SADMAMA

Significance Assessment of the Difference in MAtrix MAtches

SADMAMA (SM) was originally designed to address the question of whether one set of sequences has more and/or better binding sites of a particular transcription factor than the other. The binding sites are modeled as matches to a, possibly gapped, position weight matrix (PWM) which is presumed to be known.

However, SM can also be used to assess/scan PWM sites in a single set. For example, you can set the second set of sequences to a reference genomic file in which case SM will compare the sites in the first set to the reference file. Alterantively, you can use SM to simply output all the sites above a certain threshold (specified as a percentage or as a constant), or to print the top k sites in each of the input set sequences. Finally, you can combine the latter option with a wrapper script that calls SM many times with the option "-permutePWM" (as well as "-loadMM" to save time) to assign significance relative to permutations of the PWM applied to the same input set.

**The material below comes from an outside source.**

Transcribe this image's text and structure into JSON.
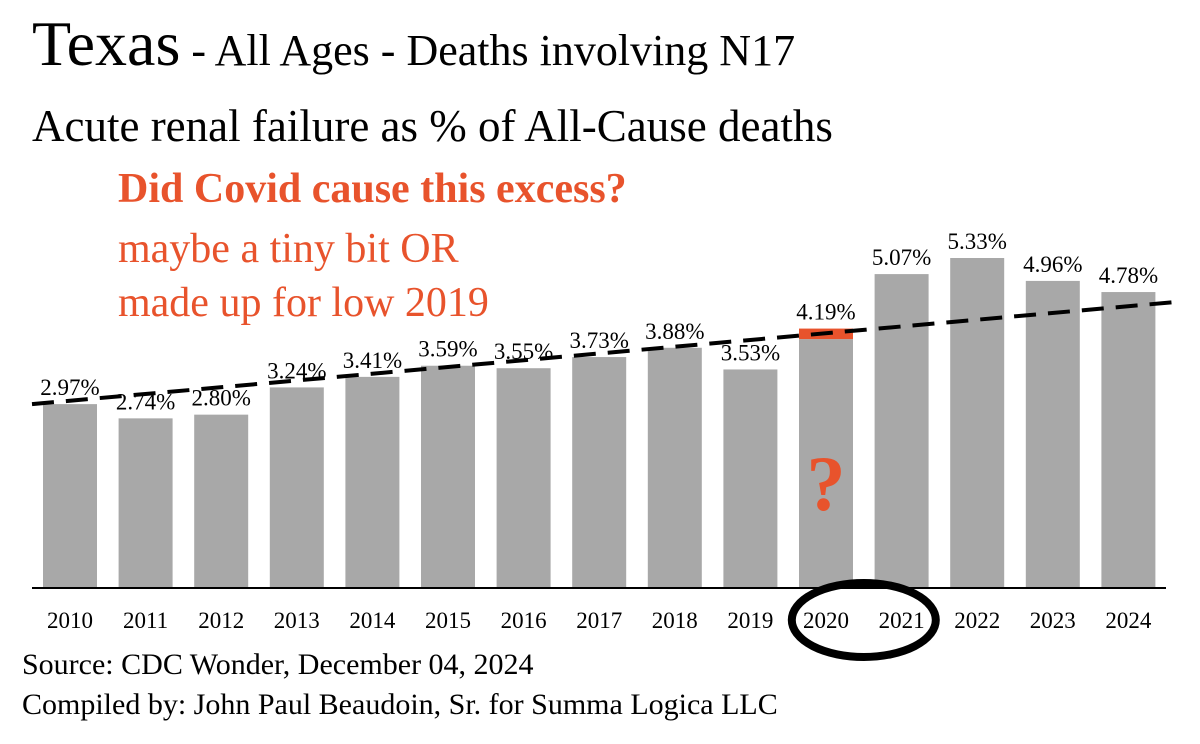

For more details please refer to the paper.

You are welcomed to download the C source code of the current version of SM. The older version that was used for the tests mentioned in the paper is also available though not recommended.

If SADMAMA helps your research we'd appreciate it if you can cite our paper:

Uri Keich, Hong Gao, Jeffrey S Garretson, Anand Bhaskar, Ivan Liachko, Justin Donato and Bik K Tye.
Computational detection of significant variation in binding affinity across two sets of sequences with application to the analysis of replication origins in yeast. BMC Bioinformatics 2008, 9:372.

Version history:

12 May 2008: Initial version as described in the paper.
17 February 2010: "Gapped version" accepts gapped motifs and added "background symmetrization" option.
10 April 2011: Fixed a memory leak bug that affected only MC bootstrap tests.